It has been clearly demonstrated that blog posts with compelling imagery perform much better in every respect – click-through rates, search visibility, conversion ratio and page views – even reader comprehension increases. The simplest solution to great images is taking your own (if you have the skill and camera equipment). But when you aren’t able to take time to create images, there are other options which will work just as well. Screen captures, stock photos, graphs & charts or even user generated Instagram or Facebook photos – with the creators approval.

Yes, it’s a visual medium, that’s true, but text is only part of it. Great bloggers know blog images are critical. They are an all-important ingredient, second only to a great headline.
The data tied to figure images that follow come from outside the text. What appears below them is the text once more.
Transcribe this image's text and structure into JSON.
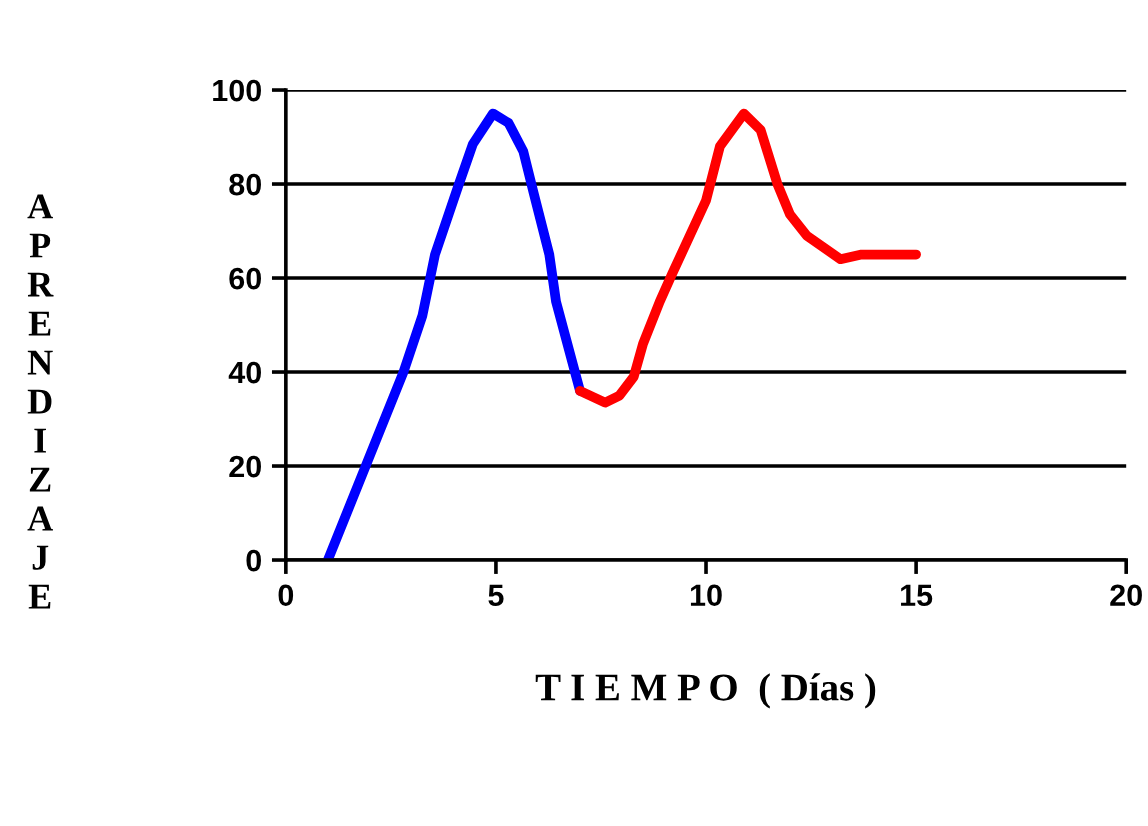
{
  "chart_data": {
    "type": "line",
    "xlabel": "T I E M P O  ( Días )",
    "ylabel": "APRENDIZAJE",
    "xlim": [
      0,
      20
    ],
    "xticks": [
      0,
      5,
      10,
      15,
      20
    ],
    "ylim": [
      0,
      100
    ],
    "yticks": [
      0,
      20,
      40,
      60,
      80,
      100
    ],
    "grid": "y",
    "marker": "none",
    "line_style": "solid",
    "series": [
      {
        "color": "#0000ff",
        "x": [
          1,
          1.9,
          2.8,
          3.25,
          3.55,
          4.1,
          4.45,
          4.93,
          5.3,
          5.65,
          5.9,
          6.27,
          6.43,
          7
        ],
        "values": [
          0,
          20,
          40,
          52,
          65,
          79.5,
          88.5,
          95,
          93,
          87,
          78,
          65,
          55,
          36
        ]
      },
      {
        "color": "#ff0000",
        "x": [
          7,
          7.6,
          7.94,
          8.28,
          8.5,
          8.9,
          9.2,
          10,
          10.33,
          10.9,
          11.3,
          11.7,
          12,
          12.4,
          13.2,
          13.7,
          15
        ],
        "values": [
          36,
          33.5,
          35,
          39,
          46,
          55,
          61,
          76.5,
          88,
          95,
          91.5,
          80,
          73.5,
          69,
          64,
          65,
          65
        ]
      }
    ]
  }
}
Every great book needs a cover; every great post needs an image. Why? The blog image directly affects shares and traffic. Images get shared more in Twitter. Tweets with pictures see a 35% increase in retweets. And posts with images get shared a lot more on Facebook. 87% of the top posts in Facebook include pictures. ‘Blog Images Best Practices’ by Orbit Media

It can be well worth the time invested to add images to your business blog posts so that you can add titles with large, stylized text over the image to more strongly take an editorial position. If you haven’t got experience with simple graphics programs that facilitate applying text, it can be a valuable addition to your blogging arsenal. For example, there are apps for iPhones that easily let you type in text over images and plenty of inexpensive desktop software to accomplish the same task. Photographs with text titles are a staple of business blog imagery. Screen captures with text labels can illustrate software concepts and provide colorful emphasis as overlays on images of charts and graphs.

Business blogs that feature visually interesting photos get more clicks on their article pages because there is more than a simple headline to grab the readers attention. Including large quotes across scenic backgrounds can work, depending on the subject you want to discuss in your post. Easily recognizable symbols such as a dollar sign, exclamation point or question marks can quickly draw attention to a post if applied to appropriate background images.

We’ve all seen images that can instantly evoke moods of loneliness, excitement or make us laugh out loud. Speaking of laughing, cartoons on your subject can be licensed inexpensively through a cartoonist syndication site such as CagleCartoons. It makes sense to choose a style and stick to it if your site has a strong color scheme you want to consistently compliment or a theme that lends itself to a single color palette. Whatever you decide to do, consider using images on every single post and use multiple images on long posts to help break up large blocks of text.